The attitude determination, i.e. the position and/or orientation determination, of an object, for example of a mobile machine, by means of a total station has long been known. For example, a reflective prism is mounted on the latter in a position known relative to the object and is measured by means of a total station having a laser beam. The reflected beam is received by the total station. By means of a phase or time difference of the emitted and the received beam, the distance from the reflector to the total station is derived and the solid angle of the object relative to the total station is determined on the basis of the emission direction of the beam, so that the position of the object can be determined.
Further measurements which are linked to the position and generally also require a knowledge of the orientation of the object in space are then carried out starting from a position determined by such a system. In principle, the orientation can also be derived from the position determination of two or more points. For applications involving measurement, the 6 degrees of freedom of the object, but at least the position and hence 3 degrees of freedom, have to be determined for unambiguously establishing the absolute position in space.

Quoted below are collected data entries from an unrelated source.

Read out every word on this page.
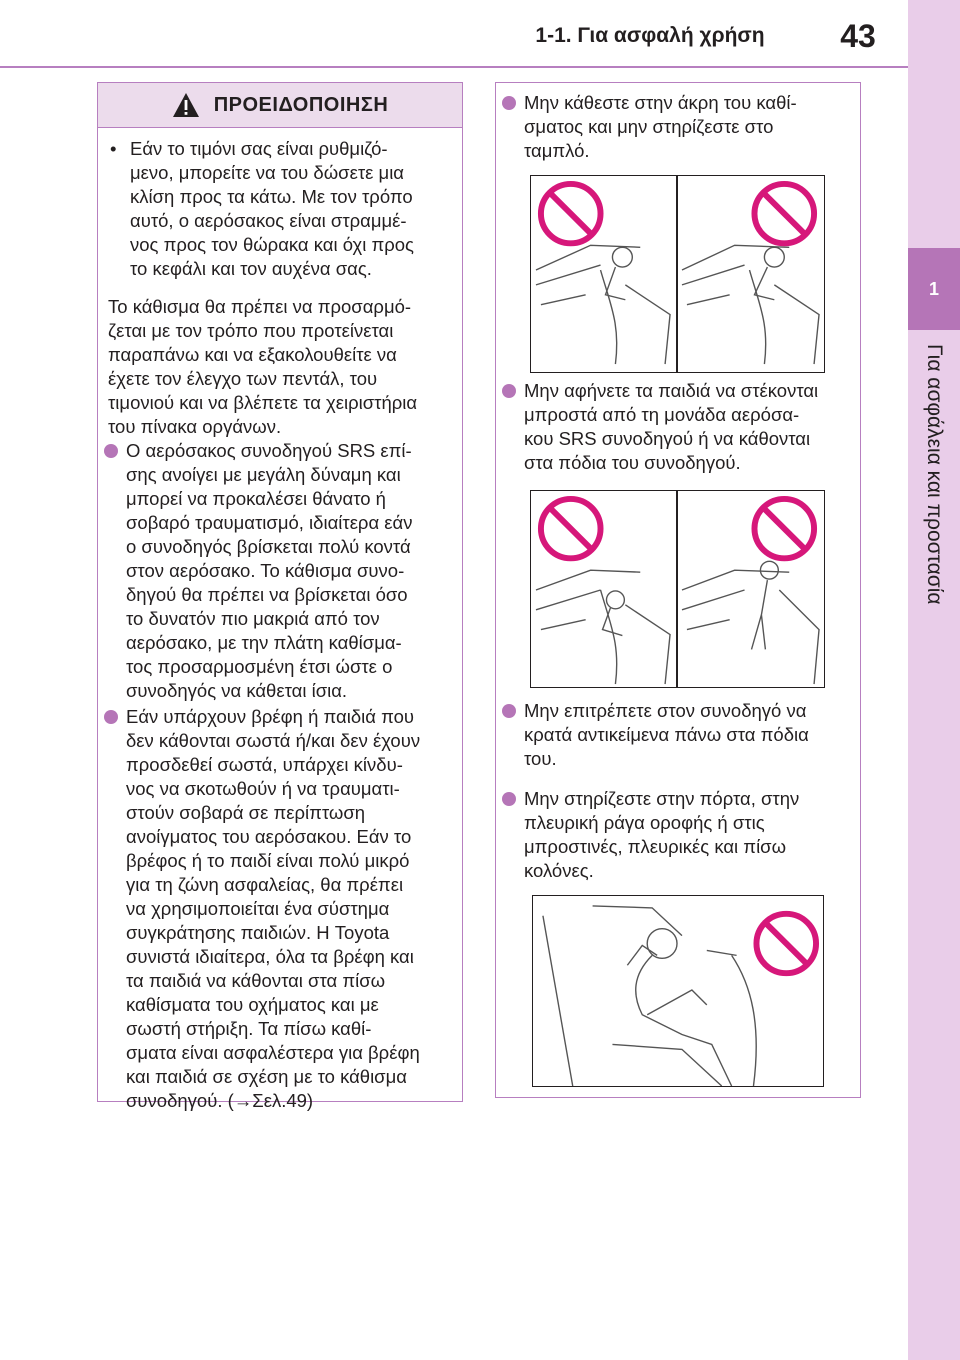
1-1. Για ασφαλή χρήση	43
1
Για ασφάλεια και προστασία
ΠΡΟΕΙΔΟΠΟΙΗΣΗ
• Εάν το τιμόνι σας είναι ρυθμιζό-
μενο, μπορείτε να του δώσετε μια
κλίση προς τα κάτω. Με τον τρόπο
αυτό, ο αερόσακος είναι στραμμέ-
νος προς τον θώρακα και όχι προς
το κεφάλι και τον αυχένα σας.
Το κάθισμα θα πρέπει να προσαρμό-
ζεται με τον τρόπο που προτείνεται
παραπάνω και να εξακολουθείτε να
έχετε τον έλεγχο των πεντάλ, του
τιμονιού και να βλέπετε τα χειριστήρια
του πίνακα οργάνων.
Ο αερόσακος συνοδηγού SRS επί-
σης ανοίγει με μεγάλη δύναμη και
μπορεί να προκαλέσει θάνατο ή
σοβαρό τραυματισμό, ιδιαίτερα εάν
ο συνοδηγός βρίσκεται πολύ κοντά
στον αερόσακο. Το κάθισμα συνο-
δηγού θα πρέπει να βρίσκεται όσο
το δυνατόν πιο μακριά από τον
αερόσακο, με την πλάτη καθίσμα-
τος προσαρμοσμένη έτσι ώστε ο
συνοδηγός να κάθεται ίσια.
Εάν υπάρχουν βρέφη ή παιδιά που
δεν κάθονται σωστά ή/και δεν έχουν
προσδεθεί σωστά, υπάρχει κίνδυ-
νος να σκοτωθούν ή να τραυματι-
στούν σοβαρά σε περίπτωση
ανοίγματος του αερόσακου. Εάν το
βρέφος ή το παιδί είναι πολύ μικρό
για τη ζώνη ασφαλείας, θα πρέπει
να χρησιμοποιείται ένα σύστημα
συγκράτησης παιδιών. Η Toyota
συνιστά ιδιαίτερα, όλα τα βρέφη και
τα παιδιά να κάθονται στα πίσω
καθίσματα του οχήματος και με
σωστή στήριξη. Τα πίσω καθί-
σματα είναι ασφαλέστερα για βρέφη
και παιδιά σε σχέση με το κάθισμα
συνοδηγού. (→Σελ.49)
Μην κάθεστε στην άκρη του καθί-
σματος και μην στηρίζεστε στο
ταμπλό.
Μην αφήνετε τα παιδιά να στέκονται
μπροστά από τη μονάδα αερόσα-
κου SRS συνοδηγού ή να κάθονται
στα πόδια του συνοδηγού.
Μην επιτρέπετε στον συνοδηγό να
κρατά αντικείμενα πάνω στα πόδια
του.
Μην στηρίζεστε στην πόρτα, στην
πλευρική ράγα οροφής ή στις
μπροστινές, πλευρικές και πίσω
κολόνες.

The problem therefore comprises the determination of position and orientation as two tasks which can be achieved in principle separately but for many applications have to be carried out in association. As a rule, both position and orientation or alignment of an object are therefore required.
For the additional determination of the alignment of the object, systems of the prior art use, for example, a plurality of reflective elements which are mounted with known position relative to one another and to the machine. By measurement of the plurality of reflectors and by means of the known relative position of the reflectors to one another, the alignment of the machine is determined. A disadvantage of such systems is the complicated measurement of the plurality of reflective elements or the erection and operation of a plurality of total stations.
A further known possibility for determining the alignment of an object in a horizontal plane is the use of a compass.
The prior art also discloses the determination of the position of a mobile machine by means of a GPS receiver which, for example, is mounted on the machine or integrated in the machine. For additional determination of the alignment of the machine, however, at least two GPS receivers mounted a horizontal distance apart on the machine are required. The position of each individual receiver is determined on the basis of known GPS position determination and the alignment of the machine is determined by means of the known relative position of the receivers. However, visual contact with at least three, preferably at least four satellites must always exist for position determination via GPS, which however is not the case for work under bridges, in narrow passages between houses or due to other obscurations. Furthermore, the accuracy of measurement of the position, in particular of the vertical position, of a machine is lower in the case of satellite position determinations in comparison with the accuracy in geodetic surveys.
Consequently, with corresponding requirements, the use of high-precision optical measuring methods, as are known from geodesy, are still advantageous.
In a further known possibility for providing information about the orientation of a machine, the position of the machine is tracked and a direction of travel is determined from the changes in position. With the assumption that the direction of travel corresponds to a certain orientation of the machine, information about the orientation of the machine can be derived therefrom. A drift during the movement of the machine is not taken into account in this method.
WO 2006/070009 describes a method for determining the position and the alignment of an object using a rotating laser and two detectors. The rotating laser emits a horizontal laser beam which is associated with angle-dependent information and is received in each case by the two detectors mounted in a known position on the machine. The position and the alignment of the machine relative to the rotational laser are derived from the angle information received in each case and the positions of the detectors relative to one another.
The generally known methods and systems of the prior art for determining the position and the alignment of an object always require separate measuring processes to at least two measuring points a horizontal distance apart. This is frequently very complicated and may be inaccurate and unsuitable for certain requirements, such as, inter alia, for surveying an object having a very small horizontal dimension. As already mentioned, the limited nature of the potential uses of GPS systems are always disadvantageous.
WO 2006/097408 describes an attitude determination method for determining position and orientation of a unit. There, the approach is based on the determination of the position of the unit by a scanning system, for example a laser scanner. The determination of the orientation of the unit is effected by a measurement of the attitude of a receiver arranged on the unit relative to the beam axis of the radiation emitted by the scanning unit. From the knowledge of the attitude of the receiver relative to the beam axis and the knowledge of the attitude of the receiver relative to a carrier component of the unit, the orientation of the unit can be derived. Knowledge of the attitude in space thus follows from the position information and the orientation information.
Since the orientation is determined on the basis of an offset of the receiver relative to the beam axis, and the optical system of the receiver has only a limited opening angle, the alignment of the receiver must always correspond approximately to the beam axis or the beam axis must constantly attract the movement of the unit. At a fixed point in time, the receiver is therefore able to receive only in a certain limited angular range.